The eight broad outcome areas are: basic academic skills; critical thinking skills; social skills and work ethic; citizenship and civic participation; physical health; emotional health; appreciation of the arts and literature; and preparation of non-college bound youth for skilled work.

Rothstein will present these findings at Teachers College on Monday night in the second of a three-part lecture series known as the Tisch Lectures. The event will take place at 7 p.m. in Milbank Chapel on the Teachers College campus at 525 West 120th Street, between Broadway and Amsterdam Avenue.

Rothstein -- a fellow of the Economic Policy Institute and author of the influential book Class and Schools -- is in the midst of developing a new "report card" that will track America's progress, at both the federal and state levels, in achieving equity for all youth. In the first Tisch Lecture, held in January, he showed how, by focusing predominantly on reading and math, America's current education goals -- as defined under the federal No Child Left Behind Act -- are at odds with the much broader aims historically espoused by the nation's schools and still supported by the general public, and by those elected officials who are charges with establishing education's goals.

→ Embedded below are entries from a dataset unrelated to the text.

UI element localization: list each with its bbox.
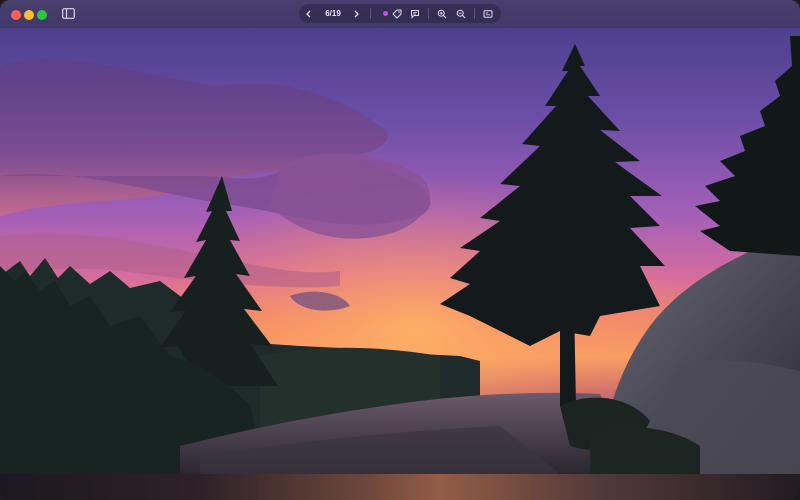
toolbar-divider	[370, 8, 371, 19]
filmstrip-bar	[0, 474, 800, 500]
zoom-out-button[interactable]	[454, 4, 468, 23]
tag-icon	[392, 9, 402, 19]
sidebar-toggle-icon[interactable]	[62, 8, 75, 19]
tag-button[interactable]	[390, 4, 404, 23]
comment-icon	[411, 9, 419, 19]
toolbar-divider	[474, 8, 475, 19]
next-image-button[interactable]	[350, 4, 362, 23]
image-viewer-window: 6/19	[0, 0, 800, 500]
sunset-forest-photo	[0, 26, 800, 474]
toolbar-divider	[428, 8, 429, 19]
tag-color-dot[interactable]	[380, 4, 390, 23]
zoom-window-button[interactable]	[37, 10, 47, 20]
minimize-window-button[interactable]	[24, 10, 34, 20]
chevron-right-icon	[354, 10, 359, 17]
tag-color-swatch	[382, 11, 388, 16]
zoom-out-icon	[456, 9, 466, 18]
title-bar: 6/19	[0, 0, 800, 28]
previous-image-button[interactable]	[303, 4, 315, 23]
zoom-in-icon	[437, 9, 447, 18]
page-counter: 6/19	[325, 9, 341, 18]
close-window-button[interactable]	[11, 10, 21, 20]
info-icon	[483, 9, 493, 18]
comment-button[interactable]	[408, 4, 422, 23]
zoom-in-button[interactable]	[435, 4, 449, 23]
chevron-left-icon	[306, 10, 311, 17]
info-button[interactable]	[481, 4, 495, 23]
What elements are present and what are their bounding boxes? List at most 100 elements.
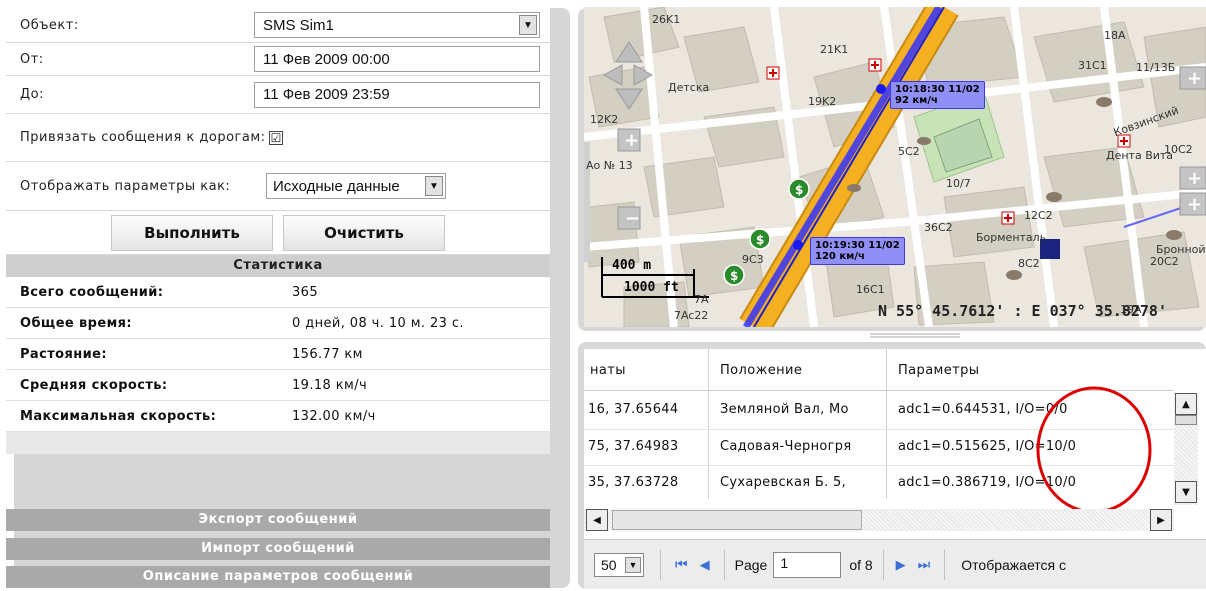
column-header-params[interactable]: Параметры [898, 363, 979, 378]
tooltip-time: 10:18:30 11/02 [895, 84, 980, 95]
tooltip-time: 10:19:30 11/02 [815, 240, 900, 251]
cell-coordinates: 16, 37.65644 [588, 402, 679, 417]
first-page-icon[interactable]: ⏮ [675, 556, 688, 573]
pan-right-button[interactable] [634, 65, 654, 87]
vertical-scrollbar[interactable]: ▲ ▼ [1174, 393, 1198, 505]
stats-spacer [6, 432, 550, 454]
to-row: До: 11 Фев 2009 23:59 [6, 76, 550, 114]
route-tooltip[interactable]: 10:19:30 11/02 120 км/ч [810, 237, 905, 265]
page-count-label: of 8 [849, 556, 873, 573]
column-header-location[interactable]: Положение [720, 363, 802, 378]
messages-grid: наты Положение Параметры 16, 37.65644 Зе… [584, 349, 1206, 589]
horizontal-scrollbar[interactable]: ◀ ▶ [584, 509, 1174, 531]
stat-value: 0 дней, 08 ч. 10 м. 23 с. [292, 315, 464, 331]
execute-button[interactable]: Выполнить [111, 214, 273, 251]
action-buttons: Выполнить Очистить [6, 211, 550, 255]
object-select[interactable]: SMS Sim1 ▼ [254, 12, 540, 38]
map-label: 21K1 [820, 43, 849, 56]
map-label: 19K2 [808, 95, 837, 108]
checkmark-icon: ☑ [270, 130, 282, 145]
stat-label: Максимальная скорость: [20, 408, 217, 424]
map-label: 12C2 [1024, 209, 1053, 222]
pager-separator [944, 549, 946, 580]
scroll-thumb[interactable] [1175, 415, 1197, 425]
snap-checkbox[interactable]: ☑ [269, 130, 283, 145]
map-label: 31C1 [1078, 59, 1107, 72]
pan-down-button[interactable] [616, 89, 642, 111]
hscroll-thumb[interactable] [612, 510, 862, 530]
last-page-icon[interactable]: ⏭ [918, 556, 931, 573]
map-canvas: + − + + + $$$ [584, 7, 1206, 327]
route-tooltip[interactable]: 10:18:30 11/02 92 км/ч [890, 81, 985, 109]
stat-row: Средняя скорость: 19.18 км/ч [6, 370, 550, 401]
pan-up-button[interactable] [616, 40, 642, 62]
display-mode-select[interactable]: Исходные данные ▼ [266, 173, 446, 199]
map-label: 11/13Б [1136, 61, 1176, 74]
scale-feet: 1000 ft [624, 280, 679, 295]
map-label: Дента Вита [1106, 149, 1174, 162]
stat-value: 19.18 км/ч [292, 377, 368, 393]
display-info-text: Отображается с [961, 556, 1067, 573]
map-label: 26K1 [652, 13, 681, 26]
display-row: Отображать параметры как: Исходные данны… [6, 162, 550, 211]
params-description-header[interactable]: Описание параметров сообщений [6, 566, 550, 588]
page-size-select[interactable]: 50 ▼ [594, 552, 644, 577]
highlight-circle [1036, 386, 1152, 514]
stats-table: Всего сообщений: 365 Общее время: 0 дней, … [6, 277, 550, 432]
map-label: Борменталь [976, 231, 1047, 244]
stat-value: 156.77 км [292, 346, 363, 362]
previous-page-icon[interactable]: ◀ [700, 557, 710, 573]
map-label: Ао № 13 [586, 159, 633, 172]
stat-label: Общее время: [20, 315, 132, 331]
clear-button[interactable]: Очистить [283, 214, 445, 251]
stat-row: Растояние: 156.77 км [6, 339, 550, 370]
tooltip-speed: 92 км/ч [895, 95, 938, 106]
object-row: Объект: SMS Sim1 ▼ [6, 8, 550, 43]
scale-meters: 400 m [612, 258, 652, 273]
cell-coordinates: 75, 37.64983 [588, 439, 679, 454]
cell-location: Сухаревская Б. 5, [720, 475, 846, 490]
display-mode-value: Исходные данные [273, 177, 400, 195]
map-label: 5C2 [898, 145, 920, 158]
page-number-input[interactable]: 1 [773, 551, 842, 578]
map-label: 12K2 [590, 113, 619, 126]
from-date-input[interactable]: 11 Фев 2009 00:00 [254, 46, 540, 72]
map-label: 20C2 [1150, 255, 1179, 268]
map-coordinates: N 55° 45.7612' : E 037° 35.8278' [878, 302, 1167, 320]
object-label: Объект: [20, 17, 79, 33]
svg-text:+: + [1187, 194, 1202, 215]
map-view[interactable]: + − + + + $ $ $ 26K1 21K1 Детска 19K2 12… [584, 7, 1206, 327]
column-header-coordinates[interactable]: наты [590, 363, 626, 378]
stats-heading[interactable]: Статистика [6, 255, 550, 277]
display-label: Отображать параметры как: [20, 178, 231, 194]
cell-location: Земляной Вал, Мо [720, 402, 849, 417]
to-date-input[interactable]: 11 Фев 2009 23:59 [254, 81, 540, 108]
scroll-up-icon[interactable]: ▲ [1175, 393, 1197, 415]
stat-label: Всего сообщений: [20, 284, 164, 300]
import-section-header[interactable]: Импорт сообщений [6, 538, 550, 560]
pager-separator [882, 549, 884, 580]
pager-separator [723, 549, 725, 580]
svg-text:+: + [1187, 68, 1202, 89]
splitter-handle[interactable] [870, 333, 960, 339]
scroll-right-icon[interactable]: ▶ [1150, 509, 1172, 531]
from-row: От: 11 Фев 2009 00:00 [6, 43, 550, 76]
stat-label: Средняя скорость: [20, 377, 168, 393]
pan-left-button[interactable] [602, 65, 622, 87]
export-section-header[interactable]: Экспорт сообщений [6, 509, 550, 531]
svg-text:$: $ [756, 233, 764, 247]
stat-value: 365 [292, 284, 319, 300]
svg-text:+: + [1187, 168, 1202, 189]
zoom-in-button[interactable] [618, 129, 640, 151]
snap-row: Привязать сообщения к дорогам: ☑ [6, 114, 550, 162]
map-label: 10/7 [946, 177, 971, 190]
query-form: Объект: SMS Sim1 ▼ От: 11 Фев 2009 00:00 … [6, 8, 550, 454]
next-page-icon[interactable]: ▶ [896, 557, 906, 573]
map-label: Детска [668, 81, 710, 94]
stat-row: Общее время: 0 дней, 08 ч. 10 м. 23 с. [6, 308, 550, 339]
zoom-out-button[interactable] [618, 207, 640, 229]
scroll-left-icon[interactable]: ◀ [586, 509, 608, 531]
svg-text:$: $ [730, 269, 738, 283]
snap-label: Привязать сообщения к дорогам: [20, 130, 266, 145]
scroll-down-icon[interactable]: ▼ [1175, 481, 1197, 503]
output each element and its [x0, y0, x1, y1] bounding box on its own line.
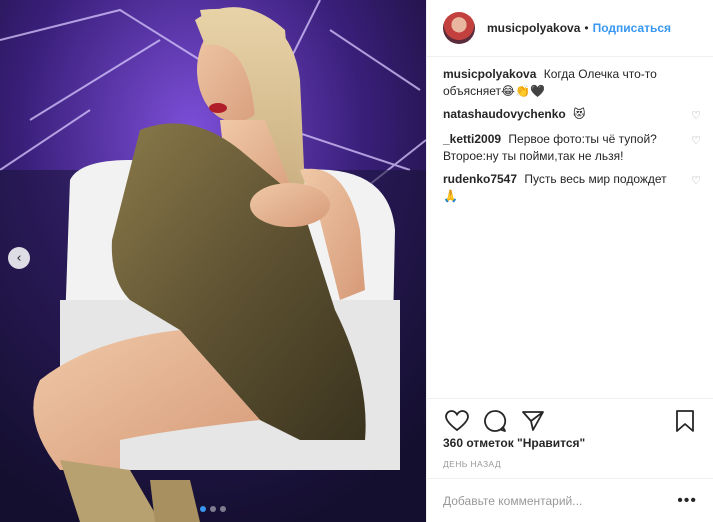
comments-list: musicpolyakova Когда Олечка что-то объяс… [443, 66, 703, 211]
comment-like-icon[interactable]: ♡ [689, 133, 703, 150]
instagram-post: ‹ musicpolyakova • Подписаться musicpoly… [0, 0, 713, 522]
comment-like-icon[interactable]: ♡ [689, 173, 703, 190]
list-item: _ketti2009 Первое фото:ты чё тупой? Втор… [443, 131, 703, 165]
more-options-icon[interactable]: ••• [677, 492, 697, 510]
comment-author[interactable]: natashaudovychenko [443, 107, 566, 121]
avatar[interactable] [443, 12, 475, 44]
carousel-dot [200, 506, 206, 512]
follow-button[interactable]: Подписаться [593, 21, 671, 35]
caption: musicpolyakova Когда Олечка что-то объяс… [443, 66, 703, 100]
comment-like-icon[interactable]: ♡ [689, 108, 703, 125]
post-header: musicpolyakova • Подписаться [427, 0, 713, 57]
action-icons [443, 406, 699, 436]
post-photo[interactable]: ‹ [0, 0, 426, 522]
speech-bubble-icon[interactable] [481, 407, 509, 435]
caption-author[interactable]: musicpolyakova [443, 67, 536, 81]
heart-outline-icon[interactable] [443, 407, 471, 435]
bookmark-icon[interactable] [671, 407, 699, 435]
photo-illustration [0, 0, 426, 522]
comment-author[interactable]: rudenko7547 [443, 172, 517, 186]
carousel-indicator [0, 506, 426, 512]
carousel-dot [210, 506, 216, 512]
carousel-prev-button[interactable]: ‹ [8, 247, 30, 269]
header-username[interactable]: musicpolyakova [487, 21, 580, 35]
header-separator: • [584, 21, 589, 35]
chevron-left-icon: ‹ [16, 250, 22, 266]
carousel-dot [220, 506, 226, 512]
paper-plane-icon[interactable] [519, 407, 547, 435]
comment-text: 😻 [573, 107, 586, 121]
timestamp[interactable]: день назад [443, 459, 501, 469]
add-comment-bar: ••• [427, 478, 713, 522]
comment-author[interactable]: _ketti2009 [443, 132, 501, 146]
list-item: natashaudovychenko 😻 ♡ [443, 106, 703, 125]
likes-count[interactable]: 360 отметок "Нравится" [443, 436, 585, 450]
post-sidebar: musicpolyakova • Подписаться musicpolyak… [426, 0, 713, 522]
list-item: rudenko7547 Пусть весь мир подождет 🙏 ♡ [443, 171, 703, 205]
comment-input[interactable] [443, 493, 678, 508]
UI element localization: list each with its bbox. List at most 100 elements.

"Holding schools accountable only for math and reading is an extreme position," he said. "NCLB is an historical anomaly."

At this Monday's talk, Rothstein, together with Teachers College graduate student Tamara Wilder, will summarize existing data on the black-white divide in each of the eight goal areas he has identified. Where possible, they will use data that measure the performance of young people at the age of 17, when they are at the age to leave secondary school. However, because those data do not always exist, Rothstein and Wilder will supplement them with some descriptions of "mileposts" -- indicators of how students perform at earlier ages. They also will report on policies and resources in each of these areas that scholars believe are most likely to improve outcomes.

In his final lecture on April 24, Rothstein will describe equity-related data at the state level and discuss their limitations. He will then present a proposal for gathering additional information that will be necessary to construct a truly meaningful equity report card that can make state-to-state comparisons.